There are many ways to enjoy the last days of HBO’s "Succession." One way is through the lens of luxury real estate, which is why penthouses, townhouses, compounds and castles are top-of-mind right now for ultra-wealthy people and family office members.
“Right now, top wealth wants to put their money into townhouses,” said Tyler Whitman, a power broker from The Agency in New York who specializes in such properties. “It’s for privacy and control. Many of my wealthy clients don’t want the condos, with the hundreds of neighbors and all the rules. They don’t want anyone monitoring how and when they use their home.”
It should come as no surprise that, as Whitman puts it, “Really wealthy people enjoy their freedom.”
Are his ultra-wealthy clients simply over condos? “There are still trophy purchases in the condo world. Special New York properties with true architectural significance will always perform, but it’s hard to put a true calculated valuation on that. Those properties trade more like a piece of art would.”
As for the Hamptons, Whitman confirms that the main issue this year in its luxury market is the inventory crunch. As far as what’s in demand, Whitman said, “It’s not all about a beachfront property.” Waterfront comes with its own set of problems, he explained.
“It’s always going to fetch a huge price point, sure,” Whitman said. “But what we’re seeing are people gravitating to bigger pieces of land a few minutes away from the beach, with vast and beautiful landscaping. If it’s a compound, all the better. If there are guest houses on the property, that’s ideal. With the extra space and land, you can get nonbeach properties — for, say, $60 million and over, we see homes that can entertain hundreds of people, which matters to certain people out East.”
When it comes to aesthetics, the trend toward modern farmhouses has faded, he said. “More and more of my clients are like, ‘If I see another modern farmhouse, I’m going to be sick.’ ”
Whitman’s wealthiest clients are also buying property in Florida and Texas. “But you know what trend I’m really seeing? Montana. They’re buying gorgeous mountain homes that are truly private and remote.”
A WEALTH OF ‘WELLNESS’
Hilary Farnum-Fasth owns Corcoran Reverie, a high-end real estate brokerage and an affiliate of Corcoran Group LLC that specializes in luxury properties in Florida and Nashville. “When you step into the luxury space down here right now, in 2023, the sky’s the limit,” Farnum-Fasth said. “We are seeing simulator rooms to elevate your golf swing, to the ultimate in man caves — where your entire garage is built around exotic cars; his-and-her bathrooms to complement oversized private closets; and elaborate game rooms that include virtual reality, pool and throwback arcade games.”
Any popular outdoor design for the houses being sold top-dollar or custom-built likely must include pickleball and sand volleyball courts, putting greens, private rooftop pools and obviously a primary pool. Don’t forget, she said, “wellness-based features for the home, like saunas, elaborate home gyms and cold plunge tubs – those are all the rage!”
In Florida and Nashville, the luxury real estate market is thriving.
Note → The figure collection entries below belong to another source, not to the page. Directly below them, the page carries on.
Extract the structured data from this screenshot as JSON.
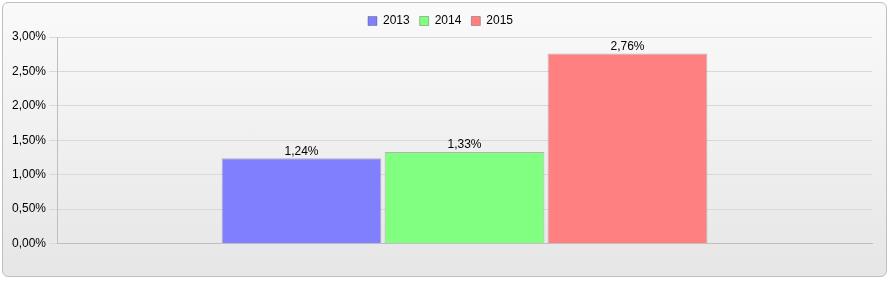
{
  "chart_data": {
    "type": "bar",
    "categories": [
      null
    ],
    "series": [
      {
        "name": "2013",
        "color": "#8080ff",
        "values": [
          1.24
        ],
        "value_labels": [
          "1,24%"
        ]
      },
      {
        "name": "2014",
        "color": "#80ff80",
        "values": [
          1.33
        ],
        "value_labels": [
          "1,33%"
        ]
      },
      {
        "name": "2015",
        "color": "#ff8080",
        "values": [
          2.76
        ],
        "value_labels": [
          "2,76%"
        ]
      }
    ],
    "ylim": [
      0,
      3
    ],
    "yticks": [
      {
        "value": 0,
        "label": "0,00%"
      },
      {
        "value": 0.5,
        "label": "0,50%"
      },
      {
        "value": 1,
        "label": "1,00%"
      },
      {
        "value": 1.5,
        "label": "1,50%"
      },
      {
        "value": 2,
        "label": "2,00%"
      },
      {
        "value": 2.5,
        "label": "2,50%"
      },
      {
        "value": 3,
        "label": "3,00%"
      }
    ],
    "grid": true,
    "legend": "top",
    "data_labels": true
  }
}
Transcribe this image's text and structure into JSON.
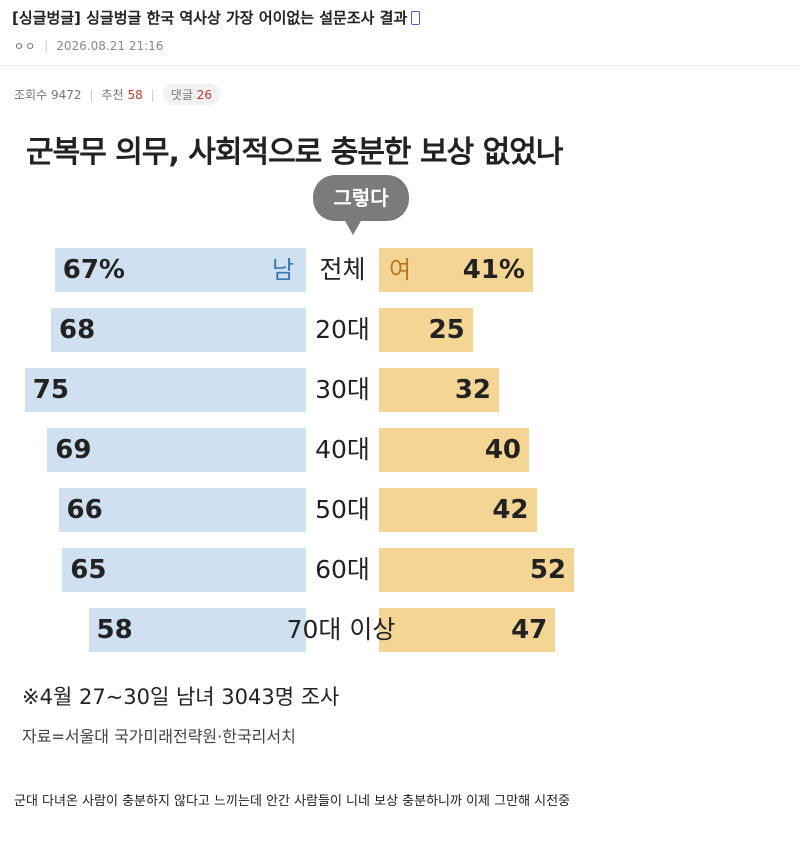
{
  "post": {
    "title": "[싱글벙글] 싱글벙글 한국 역사상 가장 어이없는 설문조사 결과",
    "author": "ㅇㅇ",
    "date": "2026.08.21 21:16",
    "views_label": "조회수",
    "views": "9472",
    "recommend_label": "추천",
    "recommend": "58",
    "comments_label": "댓글",
    "comments": "26",
    "body": "군대 다녀온 사람이 충분하지 않다고 느끼는데 안간 사람들이 니네 보상 충분하니까 이제 그만해 시전중"
  },
  "chart_data": {
    "type": "bar",
    "title": "군복무 의무, 사회적으로 충분한 보상 없었나",
    "bubble": "그렇다",
    "male_label": "남",
    "female_label": "여",
    "categories": [
      "전체",
      "20대",
      "30대",
      "40대",
      "50대",
      "60대",
      "70대 이상"
    ],
    "series": [
      {
        "name": "남",
        "values": [
          67,
          68,
          75,
          69,
          66,
          65,
          58
        ],
        "display": [
          "67%",
          "68",
          "75",
          "69",
          "66",
          "65",
          "58"
        ]
      },
      {
        "name": "여",
        "values": [
          41,
          25,
          32,
          40,
          42,
          52,
          47
        ],
        "display": [
          "41%",
          "25",
          "32",
          "40",
          "42",
          "52",
          "47"
        ]
      }
    ],
    "footnote": "※4월 27~30일 남녀 3043명 조사",
    "source": "자료=서울대 국가미래전략원·한국리서치"
  },
  "colors": {
    "male_bar": "#cfe0f1",
    "female_bar": "#f5d593",
    "male_tag": "#3a78b5",
    "female_tag": "#b8791e",
    "bubble": "#7b7b7b",
    "count_accent": "#c0392b"
  }
}
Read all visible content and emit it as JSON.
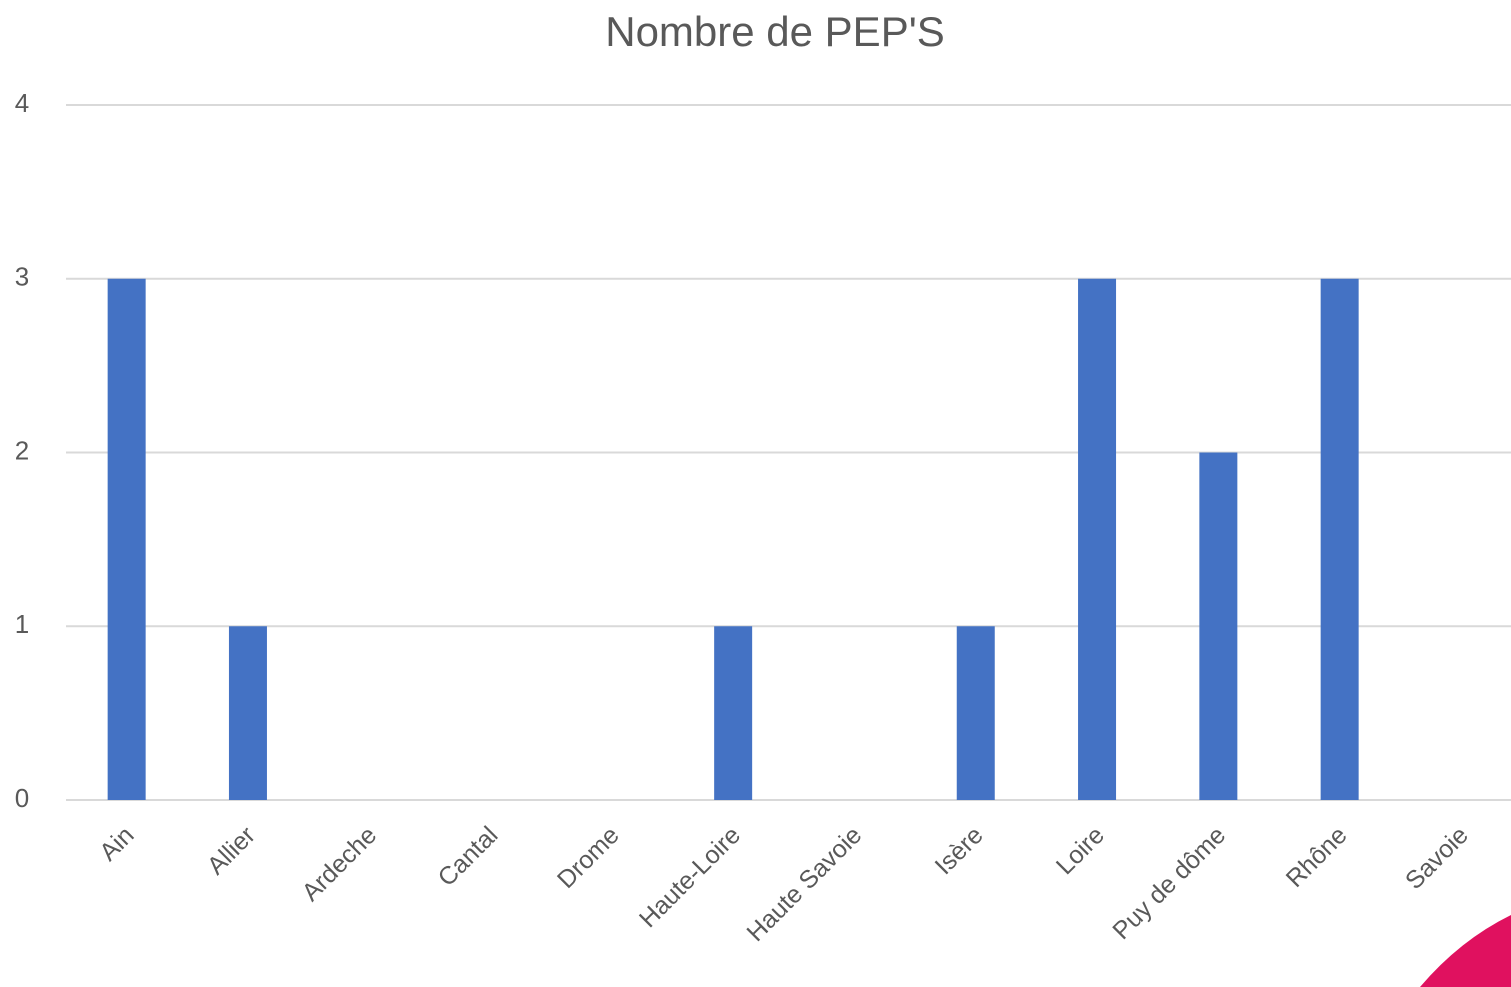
{
  "chart_data": {
    "type": "bar",
    "title": "Nombre de PEP'S",
    "categories": [
      "Ain",
      "Allier",
      "Ardeche",
      "Cantal",
      "Drome",
      "Haute-Loire",
      "Haute Savoie",
      "Isère",
      "Loire",
      "Puy de dôme",
      "Rhône",
      "Savoie"
    ],
    "values": [
      3,
      1,
      0,
      0,
      0,
      1,
      0,
      1,
      3,
      2,
      3,
      0
    ],
    "color": "#4472c4",
    "ylim": [
      0,
      4
    ],
    "yticks": [
      0,
      1,
      2,
      3,
      4
    ],
    "grid": true
  }
}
An analysis of U.S. Census data by the Inspection Support Network shows that Nashville has been the fifth-fastest-growing large metro area in the country in the past five years. “The most luxurious properties in northwest Florida are the ones that fuse indoor and outdoor living,” she said. “This means that you may not have a huge interior footprint but may have twice as much deck and exterior living space, making it perfect for embracing the Florida lifestyle.” Think infinity pools and, once again, the essential pickleball court.
While the real estate boom has slowed in much of the country, high-end Nashville real estate is booming. “In Nashville, location is huge,” Farnum-Fasth said. “Being close to the right lifestyle matters, whether that includes proximity to private or public schools, parks, or best dining and shopping.”
In Nashville, a move-in-ready home is crucial, “whether they are seeking an estate for acreage, historical detail, a renovated home with a modern professional kitchen and an infinity pool, or a subdivision with luxurious amenities like a luscious community garden,” she said.
What advice would Farnum-Fasth give an ultra-wealthy client with the world at his or her fingertips? “I would tell them to buy land and develop it,” she said, adding that although it takes considerable work, time and effort, there is plenty of upside to dramatically increasing the value of the property.
“The reality is most people don’t have the ability or desire to wait multiple years to bring a piece of property to life,” she said. “But for those who do, there’s a strong financial reward there in the end."